OpenAI single-handedly brought humanity to the door of general artificial intelligence. The tentacles of large models are entering all walks of life, and after combining with robots, humans have opened a new imagination of the possibilities of general-purpose robots: can only chat and dialogue is too limited, can you disassemble the task yourself through instructions and execute it to the end?

Chen Yu, a partner at Yunqi Capital, believes that the essence of the big model is software capabilities, and in the digital world, the best carrier to connect with the real world is actually the hardware carrier. "At present, we pay more attention to how to combine large models with robot hardware to achieve the form of a general robot." In his view, embodied intelligence has made general robots have seen a possible path, capital is to add a handful of firewood to the industry, after five to ten years of large-scale investment, make it burn more prosperous, and finally realize the commercialization of general robots.

Chen Yu mentioned that the current focus of robot research and development is different from the past: no longer limited to completing a specific type of work, but further completing multiple types of tasks. For example, in the past, delivery robots were responsible for distribution, and construction robots intelligently brushed walls. However, in the context of general intelligence, it will be possible to realize flexible robot employment in the future, such as robots in factory environments that can both screw screws, spray paint, and complete parts assembly.

At present, whether it is "embodied intelligence" or "general artificial intelligence" is the market's new expectation for humanoid robots in 2023 - the value of general artificial intelligence to the physical world needs to be carried by embodied entities and interact with the real physical world in order to affect humans on a larger scale.

Xin Wei, director of investment at Linear Capital, believes that large models open up the achievability of general-purpose robots. Xin did not mention that the generalization of robots needs to solve several technical problems: the upper layer needs to understand, define, plan, and split the task; In the middle, an execution layer that can be strongly generalized is required to meet the task execution of different scenarios; The bottom layer is relatively mature robot control, and then paired with the appropriate hardware body. "Among the three levels, before the big model comes out, we believe that the top layer is the most difficult to achieve, and the capabilities of the large model fully match the requirements of this layer, making it possible for general-purpose robots to become reality."

Many startups are also looking at technology-driven, and the new capabilities of humanoid robots may open up new needs and get closer to the ground.

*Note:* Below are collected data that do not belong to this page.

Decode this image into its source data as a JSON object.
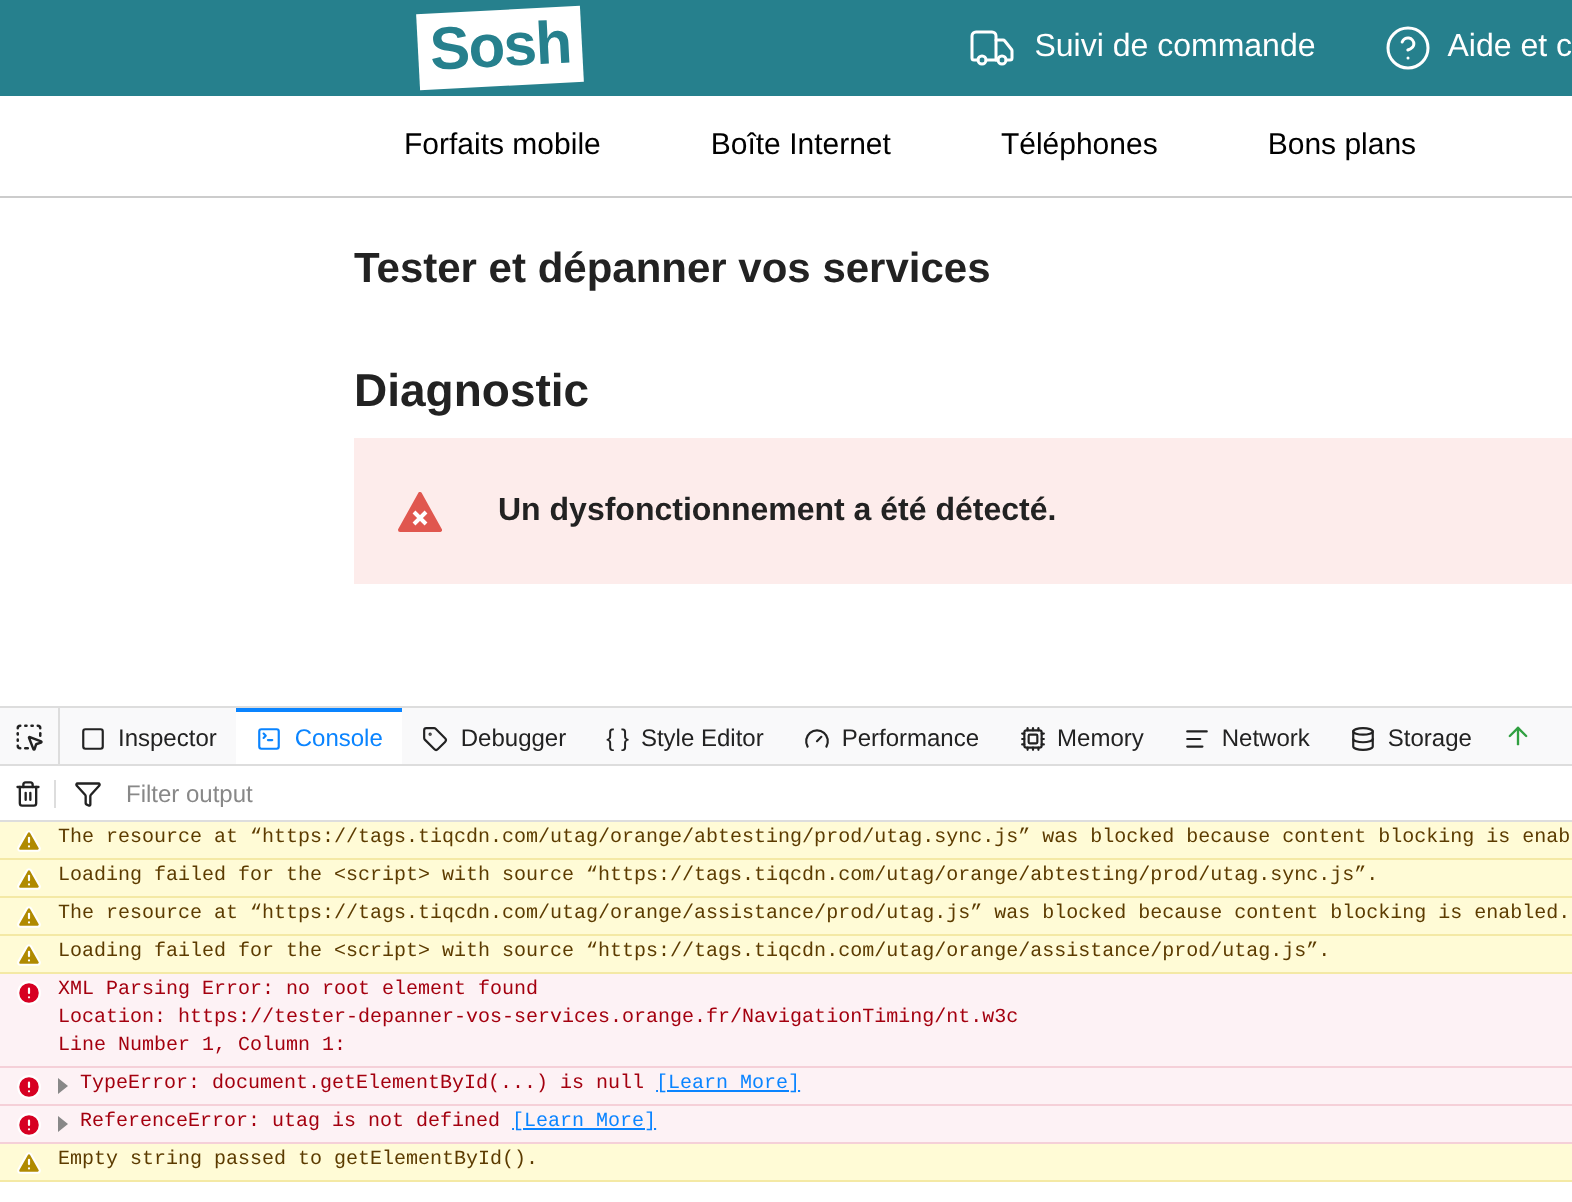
{
  "header": {
    "logo": "Sosh",
    "links": [
      {
        "label": "Suivi de commande",
        "kind": "truck"
      },
      {
        "label": "Aide et c",
        "kind": "help"
      }
    ]
  },
  "nav": [
    "Forfaits mobile",
    "Boîte Internet",
    "Téléphones",
    "Bons plans"
  ],
  "page": {
    "title": "Tester et dépanner vos services",
    "section": "Diagnostic",
    "alert": {
      "kind": "error",
      "text": "Un dysfonctionnement a été détecté."
    }
  },
  "devtools": {
    "tabs": [
      {
        "label": "Inspector",
        "kind": "inspector",
        "selected": false
      },
      {
        "label": "Console",
        "kind": "console",
        "selected": true
      },
      {
        "label": "Debugger",
        "kind": "debugger",
        "selected": false
      },
      {
        "label": "Style Editor",
        "kind": "style",
        "glyph": "{ }",
        "selected": false
      },
      {
        "label": "Performance",
        "kind": "performance",
        "selected": false
      },
      {
        "label": "Memory",
        "kind": "memory",
        "selected": false
      },
      {
        "label": "Network",
        "kind": "network",
        "selected": false
      },
      {
        "label": "Storage",
        "kind": "storage",
        "selected": false
      }
    ],
    "filter": {
      "placeholder": "Filter output"
    },
    "messages": [
      {
        "kind": "warning",
        "lines": [
          "The resource at “https://tags.tiqcdn.com/utag/orange/abtesting/prod/utag.sync.js” was blocked because content blocking is enab"
        ]
      },
      {
        "kind": "warning",
        "lines": [
          "Loading failed for the <script> with source “https://tags.tiqcdn.com/utag/orange/abtesting/prod/utag.sync.js”."
        ]
      },
      {
        "kind": "warning",
        "lines": [
          "The resource at “https://tags.tiqcdn.com/utag/orange/assistance/prod/utag.js” was blocked because content blocking is enabled."
        ]
      },
      {
        "kind": "warning",
        "lines": [
          "Loading failed for the <script> with source “https://tags.tiqcdn.com/utag/orange/assistance/prod/utag.js”."
        ]
      },
      {
        "kind": "error",
        "lines": [
          "XML Parsing Error: no root element found",
          "Location: https://tester-depanner-vos-services.orange.fr/NavigationTiming/nt.w3c",
          "Line Number 1, Column 1:"
        ]
      },
      {
        "kind": "error",
        "expandable": true,
        "lines": [
          "TypeError: document.getElementById(...) is null"
        ],
        "link": "[Learn More]"
      },
      {
        "kind": "error",
        "expandable": true,
        "lines": [
          "ReferenceError: utag is not defined"
        ],
        "link": "[Learn More]"
      },
      {
        "kind": "warning",
        "lines": [
          "Empty string passed to getElementById()."
        ]
      }
    ]
  }
}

Wang Xingxing, founder of Unitree Technology, mentioned that a few years ago, the most critical reason why the market was not optimistic about humanoid robots was that human control technology could not control such a complex robot form as humanoid robots. Today, under the development of large model technology, the development of AI has far exceeded the technology required by robots. "Now to make a humanoid robot, learn from the existing large model technology, make a small model or even a medium model can be used, which makes the general humanoid robot technology level step a gap, in the next few years, as long as the engineering problems are broken, the humanoid robot can play a great production value, bring subversive landing applications."

Zhang Wei, founder of the intelligent robot company Step-by-World Power, which is studying bipedal robots, believes that the general opportunity of robots brought by humanoid robots lies in the fact that it can not only solve the problems that cannot be handled by professional machines at present, but also needs to have the ability of at least 2-3 workers of different jobs, such as being able to move boxes, pick goods, conduct quality inspection, etc., which needs to be a general physical movement platform.

Compared with domestic and foreign countries, progress is one step faster, and the capabilities of large models have penetrated from language to the execution layer.

In July this year, Li Feifei's team published a new embodied intelligence research project on the Internet: robots connected to large models can pull drawers, twist bottle caps, weigh apples and other actions according to the verbal instructions issued by humans.

On July 28, Google DeepMind's most launched robot model, Robotics Transformer 2 (RT-2), is also an extension of research in this direction. RT-2 is a new visual-language-action (VLA) model that can learn from network and robot data and translate this knowledge into universal instructions for robot control. RT-2 demonstrated better generalization capabilities—understanding beyond the semantic and visual realm of the robot data it touched, and being able to interpret new instructions and respond to user commands by performing basic reasoning.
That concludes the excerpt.